Starting his lecture with a background of the period, Martin placed the Italian Renaissance between 1350 and 1550. This period is characterized by its economic, philosophical and artistic innovations, which people living at the time recognized stood apart from the Middle Ages. Renaissance thinkers saw themselves living in a third period of history: the era in which Greco-Roman ideas resurfaced after having been lost during the Middle Ages. The term Renaissance means “rebirth” in French, referring to the rebirth of these Classical ideals.
The Renaissance was marked by several shifts in thinking, primarily through the Humanists. Humanists were usually laymen, not members of the clergy, who were trained in Latin and able to read Classical texts, like those by Ovid or Cicero, in their original language. Beyond this, Humanists read Classical texts for their own sake rather than with the goal of applying antiquity to Christianity as had been done in the past.
Machiavelli was a Florentine living in the early 16th century who exemplified Humanism. He worked for the Florentine Republic in the period between Medici rule and was briefly imprisoned when the Medici power was restored in 1512. However, he was released shortly after and moved away from Florence to a farm outside of the city. He began writing his political treatise “The Prince” during this time.

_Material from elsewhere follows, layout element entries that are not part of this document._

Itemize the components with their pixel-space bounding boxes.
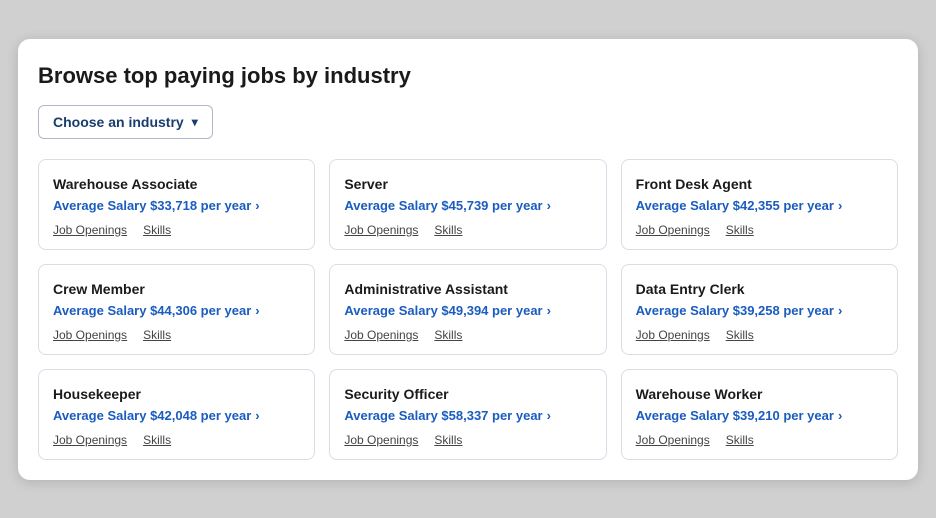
salary-arrow-icon[interactable]: ›	[838, 408, 842, 423]
job-card: Warehouse Associate Average Salary $33,7…	[38, 159, 315, 250]
links-row: Job Openings Skills	[344, 328, 591, 342]
links-row: Job Openings Skills	[636, 223, 883, 237]
skills-link[interactable]: Skills	[143, 433, 171, 447]
dropdown-label: Choose an industry	[53, 114, 184, 130]
salary-arrow-icon[interactable]: ›	[255, 198, 259, 213]
links-row: Job Openings Skills	[636, 433, 883, 447]
job-openings-link[interactable]: Job Openings	[53, 328, 127, 342]
job-openings-link[interactable]: Job Openings	[344, 223, 418, 237]
salary-text[interactable]: Average Salary $39,258 per year	[636, 303, 834, 318]
salary-text[interactable]: Average Salary $33,718 per year	[53, 198, 251, 213]
job-title: Server	[344, 176, 591, 192]
job-openings-link[interactable]: Job Openings	[636, 328, 710, 342]
links-row: Job Openings Skills	[53, 328, 300, 342]
job-card: Server Average Salary $45,739 per year ›…	[329, 159, 606, 250]
salary-row: Average Salary $58,337 per year ›	[344, 408, 591, 423]
salary-arrow-icon[interactable]: ›	[547, 408, 551, 423]
job-openings-link[interactable]: Job Openings	[53, 433, 127, 447]
industry-dropdown-button[interactable]: Choose an industry ▾	[38, 105, 213, 139]
job-openings-link[interactable]: Job Openings	[636, 223, 710, 237]
job-card: Housekeeper Average Salary $42,048 per y…	[38, 369, 315, 460]
skills-link[interactable]: Skills	[143, 223, 171, 237]
salary-text[interactable]: Average Salary $42,048 per year	[53, 408, 251, 423]
skills-link[interactable]: Skills	[143, 328, 171, 342]
salary-text[interactable]: Average Salary $44,306 per year	[53, 303, 251, 318]
salary-row: Average Salary $33,718 per year ›	[53, 198, 300, 213]
skills-link[interactable]: Skills	[726, 433, 754, 447]
job-card: Administrative Assistant Average Salary …	[329, 264, 606, 355]
links-row: Job Openings Skills	[636, 328, 883, 342]
salary-text[interactable]: Average Salary $58,337 per year	[344, 408, 542, 423]
salary-row: Average Salary $49,394 per year ›	[344, 303, 591, 318]
skills-link[interactable]: Skills	[434, 328, 462, 342]
job-title: Housekeeper	[53, 386, 300, 402]
job-card: Data Entry Clerk Average Salary $39,258 …	[621, 264, 898, 355]
job-card: Front Desk Agent Average Salary $42,355 …	[621, 159, 898, 250]
job-card: Crew Member Average Salary $44,306 per y…	[38, 264, 315, 355]
salary-text[interactable]: Average Salary $49,394 per year	[344, 303, 542, 318]
job-title: Warehouse Worker	[636, 386, 883, 402]
job-title: Front Desk Agent	[636, 176, 883, 192]
links-row: Job Openings Skills	[53, 223, 300, 237]
job-openings-link[interactable]: Job Openings	[636, 433, 710, 447]
salary-text[interactable]: Average Salary $45,739 per year	[344, 198, 542, 213]
salary-arrow-icon[interactable]: ›	[547, 198, 551, 213]
job-openings-link[interactable]: Job Openings	[53, 223, 127, 237]
job-title: Warehouse Associate	[53, 176, 300, 192]
salary-row: Average Salary $42,048 per year ›	[53, 408, 300, 423]
main-container: Browse top paying jobs by industry Choos…	[18, 39, 918, 480]
salary-arrow-icon[interactable]: ›	[838, 303, 842, 318]
jobs-grid: Warehouse Associate Average Salary $33,7…	[38, 159, 898, 460]
job-openings-link[interactable]: Job Openings	[344, 433, 418, 447]
salary-row: Average Salary $44,306 per year ›	[53, 303, 300, 318]
links-row: Job Openings Skills	[344, 223, 591, 237]
salary-arrow-icon[interactable]: ›	[547, 303, 551, 318]
salary-row: Average Salary $45,739 per year ›	[344, 198, 591, 213]
links-row: Job Openings Skills	[53, 433, 300, 447]
salary-text[interactable]: Average Salary $42,355 per year	[636, 198, 834, 213]
salary-row: Average Salary $39,210 per year ›	[636, 408, 883, 423]
salary-row: Average Salary $39,258 per year ›	[636, 303, 883, 318]
job-card: Security Officer Average Salary $58,337 …	[329, 369, 606, 460]
job-title: Administrative Assistant	[344, 281, 591, 297]
skills-link[interactable]: Skills	[726, 328, 754, 342]
salary-arrow-icon[interactable]: ›	[838, 198, 842, 213]
job-openings-link[interactable]: Job Openings	[344, 328, 418, 342]
skills-link[interactable]: Skills	[434, 433, 462, 447]
salary-row: Average Salary $42,355 per year ›	[636, 198, 883, 213]
job-card: Warehouse Worker Average Salary $39,210 …	[621, 369, 898, 460]
salary-arrow-icon[interactable]: ›	[255, 408, 259, 423]
salary-text[interactable]: Average Salary $39,210 per year	[636, 408, 834, 423]
job-title: Data Entry Clerk	[636, 281, 883, 297]
job-title: Security Officer	[344, 386, 591, 402]
salary-arrow-icon[interactable]: ›	[255, 303, 259, 318]
job-title: Crew Member	[53, 281, 300, 297]
skills-link[interactable]: Skills	[726, 223, 754, 237]
chevron-down-icon: ▾	[192, 115, 198, 129]
links-row: Job Openings Skills	[344, 433, 591, 447]
skills-link[interactable]: Skills	[434, 223, 462, 237]
page-title: Browse top paying jobs by industry	[38, 63, 898, 89]
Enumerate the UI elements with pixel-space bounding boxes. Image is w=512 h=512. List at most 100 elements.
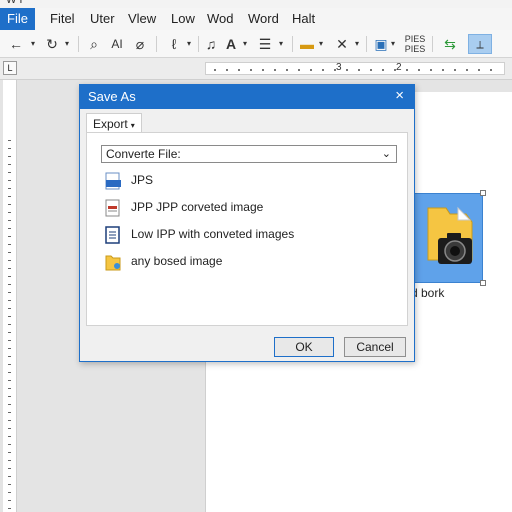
chevron-down-icon[interactable]: ▾ [316,34,326,54]
toolbar-divider [432,36,433,52]
resize-handle[interactable] [480,280,486,286]
ruler-tick [8,508,11,509]
menu-vlew[interactable]: Vlew [128,8,156,30]
horizontal-ruler[interactable]: 3 2 [205,62,505,75]
document-text: d bork [411,286,445,300]
ruler-tick [346,69,348,71]
chevron-down-icon[interactable]: ▾ [28,34,38,54]
cancel-button[interactable]: Cancel [344,337,406,357]
chevron-down-icon: ⌄ [381,148,391,160]
ruler-tick [8,364,11,365]
ruler-tick [394,69,396,71]
chevron-down-icon[interactable]: ▾ [388,34,398,54]
chevron-down-icon[interactable]: ▾ [276,34,286,54]
toolbar-divider [78,36,79,52]
zoom-icon[interactable]: ⌕ [86,34,102,54]
ruler-tick [262,69,264,71]
shading-icon[interactable]: ▬ [298,34,316,54]
ruler-tick [8,428,11,429]
ruler-tick [8,220,11,221]
option-label: any bosed image [131,254,223,268]
green-arrows-icon[interactable]: ⇆ [440,34,460,54]
redo-icon[interactable]: ↻ [44,34,60,54]
close-icon[interactable]: × [395,87,404,104]
menu-bar: File Fitel Uter Vlew Low Wod Word Halt [0,8,512,30]
ruler-tick [8,196,11,197]
ruler-tick [478,69,480,71]
vertical-ruler[interactable] [3,80,17,512]
folder-image-icon [105,255,121,271]
dialog-title: Save As [88,89,136,104]
chevron-down-icon[interactable]: ▾ [184,34,194,54]
menu-fitel[interactable]: Fitel [50,8,75,30]
toolbar-divider [156,36,157,52]
ok-button[interactable]: OK [274,337,334,357]
convert-file-select[interactable]: Converte File: ⌄ [101,145,397,163]
tab-export[interactable]: Export ▾ [86,113,142,133]
camera-icon [438,233,472,264]
ruler-tick [8,340,11,341]
ruler-tick [8,460,11,461]
ruler-tick [286,69,288,71]
ruler-tick [8,260,11,261]
ruler-tick [8,292,11,293]
eraser-icon[interactable]: ⌀ [132,34,148,54]
ruler-tick [8,452,11,453]
tab-stop-selector[interactable]: L [3,61,17,75]
dialog-content-panel: Converte File: ⌄ JPS JPP JPP corveted im… [86,132,408,326]
ruler-tick [8,172,11,173]
ruler-tick [358,69,360,71]
ruler-tick [226,69,228,71]
tools-icon[interactable]: ✕ [334,34,350,54]
music-note-icon[interactable]: ♫ [203,34,219,54]
ruler-tick [8,244,11,245]
dialog-title-bar[interactable]: Save As × [80,85,414,109]
selected-image[interactable] [408,190,486,286]
save-as-dialog: Save As × Export ▾ Converte File: ⌄ JPS J… [79,84,415,362]
menu-halt[interactable]: Halt [292,8,315,30]
document-file-icon [105,226,120,244]
ruler-tick [8,388,11,389]
toolbar-divider [366,36,367,52]
option-label: Low IPP with conveted images [131,227,295,241]
ruler-tick [8,316,11,317]
ruler-tick [8,204,11,205]
ruler-tick [8,444,11,445]
align-icon[interactable]: ☰ [256,34,274,54]
font-color-icon[interactable]: A [223,34,239,54]
ruler-tick [8,164,11,165]
ruler-tick [322,69,324,71]
menu-wod[interactable]: Wod [207,8,234,30]
chevron-down-icon[interactable]: ▾ [62,34,72,54]
ruler-number: 3 [336,62,342,73]
ruler-tick [418,69,420,71]
toolbar-divider [198,36,199,52]
title-bar: W P [0,0,512,8]
selected-tool-icon[interactable]: ⟂ [468,34,492,54]
menu-uter[interactable]: Uter [90,8,115,30]
chevron-down-icon[interactable]: ▾ [352,34,362,54]
menu-file[interactable]: File [0,8,35,30]
ruler-tick [8,356,11,357]
ruler-tick [8,148,11,149]
ruler-tick [8,252,11,253]
menu-word[interactable]: Word [248,8,279,30]
ruler-tick [8,284,11,285]
chevron-down-icon[interactable]: ▾ [240,34,250,54]
chevron-down-icon: ▾ [130,121,135,130]
app-title: W P [6,0,27,6]
select-value: Converte File: [106,147,181,161]
ruler-tick [238,69,240,71]
arrow-left-icon[interactable]: ← [8,34,24,54]
font-style-button[interactable]: AI [108,34,126,54]
ruler-tick [8,396,11,397]
ruler-tick [8,332,11,333]
ruler-tick [8,276,11,277]
resize-handle[interactable] [480,190,486,196]
pages-button[interactable]: PIES PIES [402,34,428,54]
menu-low[interactable]: Low [171,8,195,30]
ruler-tick [8,268,11,269]
ruler-tick [8,236,11,237]
option-label: JPP JPP corveted image [131,200,264,214]
highlighter-icon[interactable]: ℓ [166,34,182,54]
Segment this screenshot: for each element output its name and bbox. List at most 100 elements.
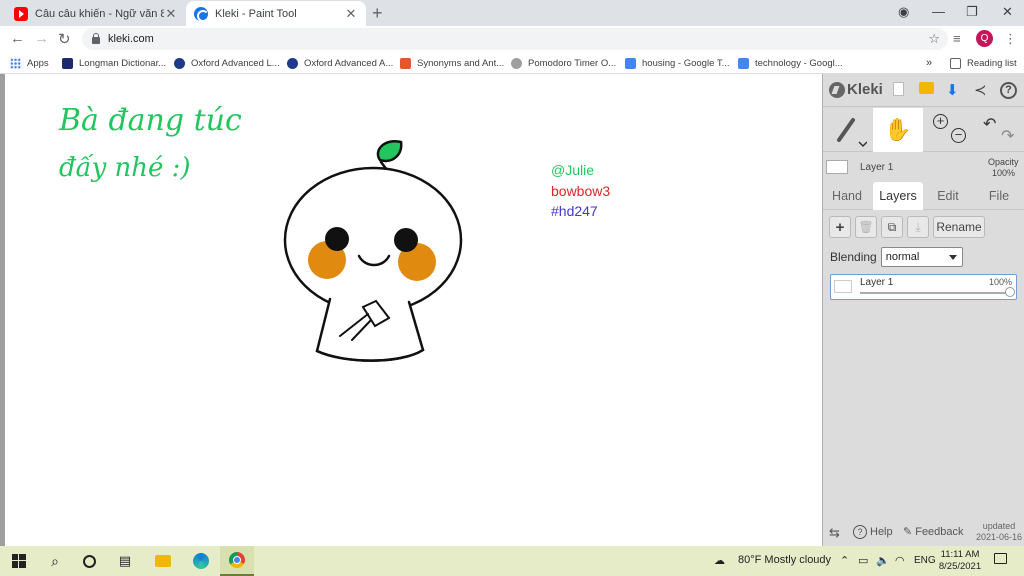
updated-label: updated [982,521,1016,531]
merge-down-icon: ⤓ [915,219,921,234]
bookmark-oxford-2[interactable]: Oxford Advanced A... [287,56,393,70]
bookmark-star-icon[interactable]: ☆ [928,31,940,47]
duplicate-layer-button[interactable]: ⧉ [881,216,903,238]
add-layer-button[interactable]: + [829,216,851,238]
watermark-bowbow3: bowbow3 [551,183,611,199]
tab-edit[interactable]: Edit [925,182,971,210]
help-icon: ? [853,525,867,539]
feedback-link[interactable]: ✎ Feedback [903,525,964,539]
clock-date: 8/25/2021 [938,561,982,572]
tab-youtube[interactable]: Câu câu khiến - Ngữ văn 8 - Cô H ✕ [6,1,186,26]
edge-button[interactable] [184,546,218,576]
bookmark-synonyms[interactable]: Synonyms and Ant... [400,56,504,70]
volume-icon[interactable]: 🔈 [876,554,890,567]
new-tab-button[interactable]: + [372,3,383,24]
bookmark-longman[interactable]: Longman Dictionar... [62,56,166,70]
url-text: kleki.com [108,33,154,45]
zoom-in-icon[interactable]: + [933,114,948,129]
close-window-button[interactable]: ✕ [1002,4,1013,20]
sprout-leaf [376,139,403,163]
bookmark-oxford-1[interactable]: Oxford Advanced L... [174,56,280,70]
address-bar[interactable]: kleki.com ☆ [82,28,948,50]
share-icon[interactable]: ≺ [974,81,987,99]
tab-layers[interactable]: Layers [873,182,923,210]
new-image-icon[interactable] [893,82,904,100]
bookmark-label: Longman Dictionar... [79,57,167,69]
layer-thumbnail [826,160,848,174]
language-indicator[interactable]: ENG [914,555,936,566]
blending-select[interactable]: normal [880,247,963,267]
kleki-logo[interactable]: Kleki [829,81,883,98]
bookmark-label: Oxford Advanced L... [191,57,280,69]
google-docs-icon [738,57,749,69]
network-icon[interactable]: ▭ [858,554,868,567]
youtube-icon [14,6,28,21]
reading-list-button[interactable]: Reading list [950,56,1017,70]
close-tab-icon[interactable]: ✕ [344,6,358,22]
help-link[interactable]: ? Help [853,525,893,539]
panel-tabs: Hand Layers Edit File [823,182,1024,210]
bookmark-housing[interactable]: housing - Google T... [625,56,730,70]
delete-layer-button[interactable]: 🗑 [855,216,877,238]
blending-label: Blending [830,250,877,264]
help-icon[interactable]: ? [1000,80,1017,99]
zoom-out-icon[interactable]: − [951,128,966,143]
updated-info[interactable]: updated 2021-06-16 [973,521,1024,543]
task-view-button[interactable]: ▤ [108,546,142,576]
opacity-value: 100% [992,168,1016,178]
swap-side-icon[interactable]: ⇆ [829,525,840,541]
forward-button[interactable]: → [34,30,49,47]
reload-button[interactable]: ↻ [58,30,71,48]
tab-hand[interactable]: Hand [823,182,871,210]
more-bookmarks-icon[interactable]: » [926,56,932,70]
layer-opacity-slider[interactable] [860,292,1010,294]
restore-button[interactable]: ❐ [966,4,978,20]
folder-icon [155,555,171,567]
tab-kleki[interactable]: Kleki - Paint Tool ✕ [186,1,366,26]
open-folder-icon[interactable] [919,81,934,98]
current-layer-preview: Layer 1 Opacity 100% [823,153,1024,181]
download-icon[interactable]: ⬇ [946,81,959,99]
feedback-icon: ✎ [903,526,913,538]
media-control-icon[interactable]: ≡ [953,31,961,46]
rename-layer-button[interactable]: Rename [933,216,985,238]
profile-menu-icon[interactable]: ◉ [898,4,909,20]
drawing-canvas[interactable]: Bà đang túc đấy nhé :) @Julie bowbow3 #h… [0,74,822,546]
merge-down-button[interactable]: ⤓ [907,216,929,238]
oxford-icon [287,57,298,69]
undo-icon[interactable]: ↶ [983,114,996,134]
help-label: Help [870,526,893,538]
notifications-icon[interactable] [994,553,1007,567]
layer-list-item[interactable]: Layer 1 100% [830,274,1017,300]
handwriting-line-1: Bà đang túc [58,103,242,138]
search-button[interactable]: ⌕ [38,546,72,576]
bookmark-pomodoro[interactable]: Pomodoro Timer O... [511,56,616,70]
timer-icon [511,57,522,69]
weather-icon[interactable]: ☁ [714,554,725,567]
chrome-button[interactable] [220,546,254,576]
thesaurus-icon [400,57,411,69]
wifi-icon[interactable]: ◠ [895,554,905,567]
brush-tool[interactable] [823,108,871,152]
clock[interactable]: 11:11 AM 8/25/2021 [938,549,982,573]
file-explorer-button[interactable] [146,546,180,576]
updated-date: 2021-06-16 [975,532,1023,542]
start-button[interactable] [2,546,36,576]
layer-opacity-slider-handle[interactable] [1005,287,1015,297]
weather-widget[interactable]: 80°F Mostly cloudy [738,554,831,566]
back-button[interactable]: ← [10,30,25,47]
minimize-button[interactable]: — [932,4,945,19]
windows-taskbar: ⌕ ▤ ☁ 80°F Mostly cloudy ⌃ ▭ 🔈 ◠ ENG 11:… [0,546,1024,576]
character-drawing [283,139,463,362]
close-tab-icon[interactable]: ✕ [164,6,178,22]
kebab-menu-icon[interactable]: ⋮ [1004,31,1017,47]
hand-tool[interactable]: ✋ [873,108,923,152]
zoom-tool[interactable]: + − [927,108,973,152]
bookmark-technology[interactable]: technology - Googl... [738,56,843,70]
bookmark-apps[interactable]: Apps [10,56,49,70]
redo-icon[interactable]: ↷ [1001,126,1014,146]
avatar[interactable]: Q [976,30,993,47]
cortana-button[interactable] [72,546,106,576]
show-hidden-icons[interactable]: ⌃ [840,554,849,567]
tab-file[interactable]: File [975,182,1023,210]
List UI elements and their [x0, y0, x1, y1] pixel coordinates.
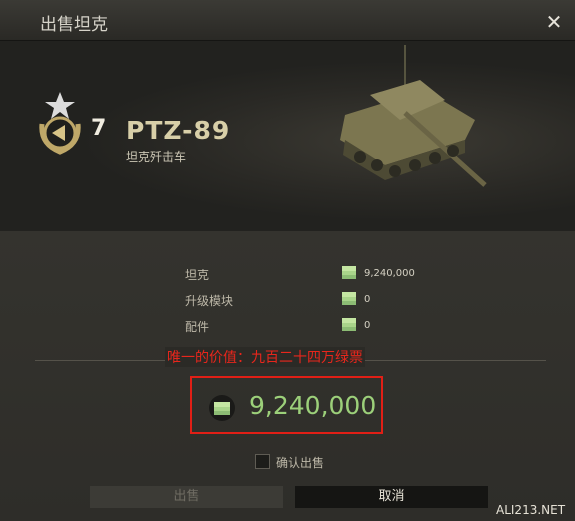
confirm-sale-label: 确认出售	[276, 456, 325, 470]
credits-icon	[342, 266, 356, 279]
close-icon[interactable]: ✕	[544, 12, 564, 32]
tank-image	[340, 45, 487, 187]
tank-name: PTZ-89	[126, 116, 231, 145]
breakdown-value-equipment: 0	[364, 320, 371, 331]
confirm-sale-checkbox[interactable]	[255, 454, 270, 469]
credits-icon	[342, 318, 356, 331]
dialog-title: 出售坦克	[40, 15, 108, 35]
credits-icon	[209, 395, 235, 421]
watermark: ALI213.NET	[496, 503, 566, 517]
credits-icon	[342, 292, 356, 305]
breakdown-label-tank: 坦克	[185, 268, 210, 282]
tank-destroyer-tier-badge-icon	[39, 92, 81, 155]
breakdown-label-equipment: 配件	[185, 320, 210, 334]
tank-type: 坦克歼击车	[126, 150, 187, 164]
breakdown-value-modules: 0	[364, 294, 371, 305]
sell-button[interactable]: 出售	[90, 486, 283, 508]
total-price: 9,240,000	[249, 391, 377, 420]
sell-tank-dialog: 出售坦克 ✕ 7 PTZ-89 坦克歼击车 坦克 9,240,000 升级模块 …	[0, 0, 575, 521]
cancel-button[interactable]: 取消	[295, 486, 488, 508]
tank-tier: 7	[91, 116, 107, 141]
price-annotation: 唯一的价值：九百二十四万绿票	[165, 347, 365, 367]
breakdown-value-tank: 9,240,000	[364, 268, 415, 279]
breakdown-label-modules: 升级模块	[185, 294, 234, 308]
title-bar: 出售坦克 ✕	[0, 0, 575, 41]
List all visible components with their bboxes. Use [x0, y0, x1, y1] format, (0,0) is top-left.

While living with his family on the farm, Machiavelli wrote an important letter to Florentine diplomat Francesco Vettori that details Machiavelli’s Humanism. Here, Machiavelli detailed his daily life with particularly significant reference to his reading. He read contemporary the Italian literature of Dante and Petrarch alongside Classical writers like Roman and Latin poets Ovid and Tibullus. Machiavelli said that by reading the ancients, he felt he could “converse with them and to question them about the motives for their actions, and they, out of their human kindness, answer me.”
Although da Vinci was not technically a Humanist, as he did not receive a Humanist education, his work also embodies the ideals of Renaissance thinking. Da Vinci taught himself Latin at 42 but was never completely comfortable with it. Despite this, he made a sketch inspired by the Roman engineer Vitruvius. The writing of Vitruvius was lost during the Middle Ages but reprinted in Latin during the Renaissance.
Vitruvius wrote “De Architectura,” a book detailing ideal proportions of architecture and of man. Using the measurements Vitruvius conceived, da Vinci made his famous “Vitruvian Man” sketch. Further, da Vinci used other principles of Classical art in his designs to highlight the active and energetic aspects of life and nature. This is especially seen in details like the ambiguous background of “Mona Lisa,” which include flowing streams to highlight constant dynamic changes in the natural world.
Martin’s perspective on the Renaissance was made more personal through his emphasis on these two notable figures. While their political and artistic works stand alone as influential parts of history, Martin put them in the perspective of the time in which they were made. Ultimately, this event was a great example of the intent of liberal arts educations: to synthesize ideas from different disciples, be it political science, visual arts or engineering. In doing this, Martin led listeners to a new way of understanding history.